These are the true punks of classical music

These are the true punks of classical music

Rule-breakers, trend-setters, establishment-botherers: punk isn’t just a genre, it’s an attitude.

In the Sunday Times, the Queen of punk, new-wave, disco and many other things Debbie Harry is interviewed. It got us thinking - who are the punks of the classical music world? And maybe… just maybe… did they do it first?

Punk music; the self-acclaimed anti-mainstream genre. The more obscure the music, the more kudos you get for knowing about it. Get a tiny audience at your gig? No problem; it’s not the reason you played. Wanna scream about the darkness in life and rail against the political establishment? Crack on. But doesn’t all that sound rather familiar?

Step aside, Johnny Rotten: if you want to find the real spirit of punk you need to take a look at classical music, where punk has been alive and well for centuries.

Hildegard Von Bingen

Hildegard Von Bingen spent her entire life making waves from within her benedictine monastery in the Rhineland. She didn’t give a toss for the establishment; she wrote tonnes of music even though she was a woman and ran into conflicts with the Catholic church for refusing to dig up an excommunicated dead guy from the sacred grounds of her convent.

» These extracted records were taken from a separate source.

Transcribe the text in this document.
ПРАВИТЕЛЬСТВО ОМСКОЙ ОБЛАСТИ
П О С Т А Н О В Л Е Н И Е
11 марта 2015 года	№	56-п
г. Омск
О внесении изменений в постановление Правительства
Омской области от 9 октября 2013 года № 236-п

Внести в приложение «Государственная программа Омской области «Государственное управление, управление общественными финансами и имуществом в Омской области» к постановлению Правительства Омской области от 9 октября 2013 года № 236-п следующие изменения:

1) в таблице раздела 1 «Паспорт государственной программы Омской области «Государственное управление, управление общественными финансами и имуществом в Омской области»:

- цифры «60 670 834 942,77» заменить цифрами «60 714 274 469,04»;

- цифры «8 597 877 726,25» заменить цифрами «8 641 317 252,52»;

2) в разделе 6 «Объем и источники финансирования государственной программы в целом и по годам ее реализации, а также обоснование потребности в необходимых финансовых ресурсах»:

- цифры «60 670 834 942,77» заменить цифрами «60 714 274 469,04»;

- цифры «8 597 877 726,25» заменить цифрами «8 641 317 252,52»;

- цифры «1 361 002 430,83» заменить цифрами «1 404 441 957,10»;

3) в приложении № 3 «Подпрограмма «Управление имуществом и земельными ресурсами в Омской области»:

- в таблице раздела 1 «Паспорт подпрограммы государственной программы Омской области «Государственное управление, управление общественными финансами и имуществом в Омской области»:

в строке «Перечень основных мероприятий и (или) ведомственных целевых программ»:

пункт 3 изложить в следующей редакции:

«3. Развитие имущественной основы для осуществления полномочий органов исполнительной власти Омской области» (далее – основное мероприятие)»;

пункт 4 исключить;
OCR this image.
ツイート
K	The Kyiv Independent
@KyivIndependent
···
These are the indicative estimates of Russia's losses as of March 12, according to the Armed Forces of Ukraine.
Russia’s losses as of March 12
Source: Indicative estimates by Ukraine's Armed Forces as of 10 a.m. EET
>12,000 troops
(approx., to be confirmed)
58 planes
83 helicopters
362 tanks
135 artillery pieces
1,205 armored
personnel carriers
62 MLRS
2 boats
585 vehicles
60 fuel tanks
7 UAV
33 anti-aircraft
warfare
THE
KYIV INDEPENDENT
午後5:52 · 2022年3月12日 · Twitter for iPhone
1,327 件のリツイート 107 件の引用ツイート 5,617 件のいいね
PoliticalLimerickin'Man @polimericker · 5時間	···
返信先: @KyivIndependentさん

Her melodic compositions broke out of the usual conventions of one-octave melodies which were espoused by her contemporary Bernard Clairvaux. Her composition ‘Ave Generosa', even uses risqué text from the Song of Songs: “Your flesh has known delight; like the grassland touched by dew and immersed in its freshness: so it was with you, O mother of all joy.” Lordy, Hilde.

 

Pierre Boulez

In true Punk style, if Pierre Boulez had a problem with you, you’d know about it. Anyone could be in the firing line - he didn’t care who you were, and over the course of his life he launched scathing attacks on almost all his illustrious predecessors including Schoenberg, Stravinsky, Copland, Shostakovich, Britten,Verdi and even Brahms and Tchaikovsky.

Messiaen, his teacher, described the young Boulez as ‘a lion who had been flayed alive’. But his instinct was not solely to offend. Boulez’s fiery and opinionated personality was fuelled by his deep belief in the value of contemporary music and his impulse to challenge accepted conventions.

 

Igor Stravinsky

If there were rules to be smashed, you can count on Igor Stravinsky to smash them.The première of his Rite of Spring caused riots in the audience, though this was largely attributed to the ugly and ungainly dancing choreographed by Vaslav Nijinsky. There were a huge number of rehearsals in advance of the première, (seventeen just for orchestra), and there were so many unorthodox note combinations that the players had to be asked to stop interrupting when they thought they had found mistakes in the score.

 

Pyotr Ilyich Tchaikovsky

Tchaikovsky is included in this list not for his rule breaking, but for his ‘emo' side. He suffered from extreme bouts of depression for most of his life, and almost everything he wrote is tinged with sadness.The 4th movement of his 6th Symphony is dedicated to his nephew with whom he was probably romantically involved:

 

Glenn Gould

Pianist Glenn Gould shocked the world in 1955 with his provocative debut recording of Bach’s Goldberg Variations. Notorious for his unorthodox tempi and his ability to rethink well-known masterpieces, Gould’s confidence in his own convictions provided new perspectives on the classical masters.

 

Nigel Kennedy

You can’t talk about establishment-botherers in classical music without mentioning Nigel Kennedy, the Julliard-trained, boy prodigy violinist who withdrew from public performance for five years to make albums with rock acts such as The Doors and Robert Plant. He even played that solo in ‘Baba O’Reilly’ with The Who at the Royal Albert Hall.

Here’s his performance of Beethoven’s Violin Concerto in D. Skip to 04:30 for a cadenza which was inspired by Jimi Hendrix:

Classical music defines the ‘life is hard’ phenomenon. Filled with angst and anguish, constantly breaking rules and innovating, classical music and its trail-blazing musicians bottled the spirit of punk years before the Clash or the Sex Pistols gave it a name.